Elle participait maintenant aux conversations sans entraves, et on l'écoutait même avec une certaine déférence, sa seule présence au sein de ce groupe restreint signifiant suffisamment sa valeur.

« Peut-être es-tu dans le vrai, mais il n'en demeure pas moins que dans ces jardins, nous ne jardinons plus depuis fort longtemps. Ces épreuves sont de plus en plus ineptes. Combien de nos collègues ont-ils été éliminés sur des critères sans rapport avec le cœur de notre métier ? Un honneur, soit, mais rien de ce qui nous est demandé ici n'est véritablement digne de notre fonction.

— Et si c'était ça, l'idée, justement ? suggéra-t-elle. Élargir notre conception de ce que signifie jardiner ? Trouver notre métier précisément là où il ne semble pas être ? Découvrir des versants inconnus de nos compétences ?

— Atteindre au point où l'art du jardinage devient indiscernable de la sculpture, de la mécanique et de l'archivage ? Où il se dissout dans l'universel ? demanda alors Taishiro qui, naturellement, était au nombre des commensaux. Elle aurait été surprise de ne pas l'y retrouver, et même un peu déçue.

— Tu dis cela comme si c'était une plaisanterie. La notion te parait-elle donc si absurde ?

— Non, murmura-t-il, les yeux baissés. En réalité, je crois même que c'est exactement ce qui est en train de se passer.

— Avec la terre, on sait à quoi s'attendre, reprit un autre de leurs convives, mais ici ! Je donnerais cher pour savoir ce que nous trouverons derrière la prochaine porte.

— Il y a fort à parier qu'il ne s'agira pas simplement de ranger des livres, ajouta son voisin. Mais à défaut d'en savoir plus, impossible de s'y préparer.
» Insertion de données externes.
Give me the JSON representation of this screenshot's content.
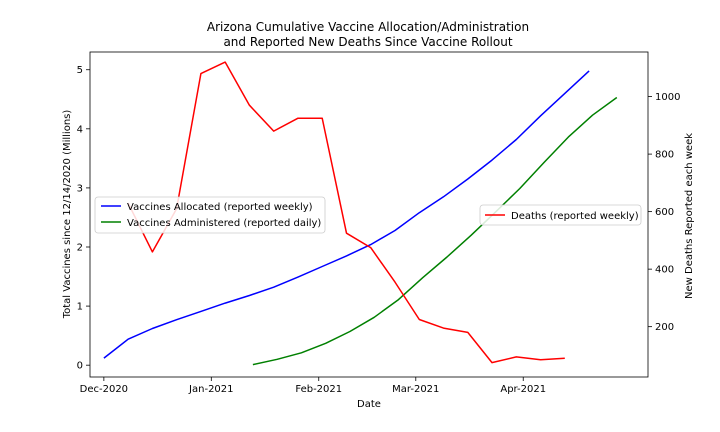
{
  "chart_data": {
    "type": "line",
    "title_line1": "Arizona Cumulative Vaccine Allocation/Administration",
    "title_line2": "and Reported New Deaths Since Vaccine Rollout",
    "xlabel": "Date",
    "ylabel_left": "Total Vaccines since 12/14/2020 (Millions)",
    "ylabel_right": "New Deaths Reported each week",
    "x_ticks": [
      {
        "date": "2020-12-01",
        "label": "Dec-2020"
      },
      {
        "date": "2021-01-01",
        "label": "Jan-2021"
      },
      {
        "date": "2021-02-01",
        "label": "Feb-2021"
      },
      {
        "date": "2021-03-01",
        "label": "Mar-2021"
      },
      {
        "date": "2021-04-01",
        "label": "Apr-2021"
      }
    ],
    "x_range": [
      "2020-11-27",
      "2021-05-07"
    ],
    "ylim_left": [
      -0.2,
      5.3
    ],
    "yticks_left": [
      0,
      1,
      2,
      3,
      4,
      5
    ],
    "ylim_right": [
      25,
      1155
    ],
    "yticks_right": [
      200,
      400,
      600,
      800,
      1000
    ],
    "legend_left": {
      "placement": "center-left"
    },
    "legend_right": {
      "placement": "center-right"
    },
    "series": [
      {
        "name": "Vaccines Allocated (reported weekly)",
        "axis": "left",
        "color": "#0000ff",
        "x": [
          "2020-12-01",
          "2020-12-08",
          "2020-12-15",
          "2020-12-22",
          "2020-12-29",
          "2021-01-05",
          "2021-01-12",
          "2021-01-19",
          "2021-01-26",
          "2021-02-02",
          "2021-02-09",
          "2021-02-16",
          "2021-02-23",
          "2021-03-02",
          "2021-03-09",
          "2021-03-16",
          "2021-03-23",
          "2021-03-30",
          "2021-04-06",
          "2021-04-13",
          "2021-04-20"
        ],
        "y": [
          0.12,
          0.44,
          0.62,
          0.77,
          0.91,
          1.05,
          1.18,
          1.32,
          1.49,
          1.67,
          1.85,
          2.04,
          2.28,
          2.58,
          2.85,
          3.15,
          3.47,
          3.82,
          4.22,
          4.6,
          4.98
        ]
      },
      {
        "name": "Vaccines Administered (reported daily)",
        "axis": "left",
        "color": "#008000",
        "x": [
          "2021-01-13",
          "2021-01-20",
          "2021-01-27",
          "2021-02-03",
          "2021-02-10",
          "2021-02-17",
          "2021-02-24",
          "2021-03-03",
          "2021-03-10",
          "2021-03-17",
          "2021-03-24",
          "2021-03-31",
          "2021-04-07",
          "2021-04-14",
          "2021-04-21",
          "2021-04-28"
        ],
        "y": [
          0.01,
          0.1,
          0.21,
          0.37,
          0.57,
          0.81,
          1.11,
          1.48,
          1.83,
          2.2,
          2.59,
          2.99,
          3.43,
          3.86,
          4.23,
          4.53
        ]
      },
      {
        "name": "Deaths (reported weekly)",
        "axis": "right",
        "color": "#ff0000",
        "x": [
          "2020-12-08",
          "2020-12-15",
          "2020-12-22",
          "2020-12-29",
          "2021-01-05",
          "2021-01-12",
          "2021-01-19",
          "2021-01-26",
          "2021-02-02",
          "2021-02-09",
          "2021-02-16",
          "2021-02-23",
          "2021-03-02",
          "2021-03-09",
          "2021-03-16",
          "2021-03-23",
          "2021-03-30",
          "2021-04-06",
          "2021-04-13"
        ],
        "y": [
          630,
          460,
          610,
          1080,
          1120,
          970,
          880,
          925,
          925,
          525,
          475,
          355,
          225,
          195,
          180,
          75,
          95,
          85,
          90
        ]
      }
    ]
  }
}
— Et s'il n'y avait pas de gagnant ? demanda soudain un autre. Si nous étions tous éliminés au cours des épreuves restantes ?

— C'est une éventualité, dit Taishiro. Alors, les Jardins retourneront à leur long sommeil et à leur lente déliquescence. Nous n'aurons été que des rêves fugaces, un bref interlude dans leur grande nuit. Sommes-nous vraiment autre chose, d'ailleurs ?

— Dans ce cas, tâchons d'être de beaux rêves, de ceux dont on se souvient au réveil », dit encore Sakura. Elle s'attendait à être moquée ou contredite, mais rien ne lui fut répondu.

Après ce dîner solennel en comité restreint, ils regagnèrent les dortoirs, désormais habités davantage par les courants d'air que par les vivants. Chacun d'eux logeait dans une chambre éloignée de celles des autres. Là où, peu de temps auparavant encore, la ville fourmillait de conversations et d'activités, le silence qui s'était immiscé et grandissait entre eux marquait leur avancée dans la course et l'énormité du péril qui pesait toujours sur eux. D'un jour à l'autre, demain peut-être, n'importe lequel d'entre eux pouvait rejoindre ce grand espace vacant peuplé d'absences.

On ne croisait plus guère dans la station thermale que les gardes impériaux qui effectuaient leurs rondes nocturnes. Quand elle retrouva sa chambre, dans le bâtiment presque désert, Sakura fut presque surprise d'apercevoir les deux hommes qui en gardaient l'entrée, comme chaque soir.

Cette nuit-là, elle rêva de Haru et de ses parents, qu'elle avait eu le droit d'inviter à venir voir son travail. Ils visitaient ensemble un grand jardin dans lequel se mélangeaient des éléments de tous ceux où elle avait œuvré : statues du Jardin de Pierre, automates, fleurs de neige, arbres renversés. Haru, vêtu comme pour l'été, ne cessait d'aller jouer dans la partie du jardin où il neigeait, tandis qu'elle s'efforçait de le ramener du côté ensoleillé. « Laisse-le donc s'amuser », lui disait sa mère qui semblait ignorer que, si l'on joue trop longtemps du côté où il neige, on risque de ne plus pouvoir revenir.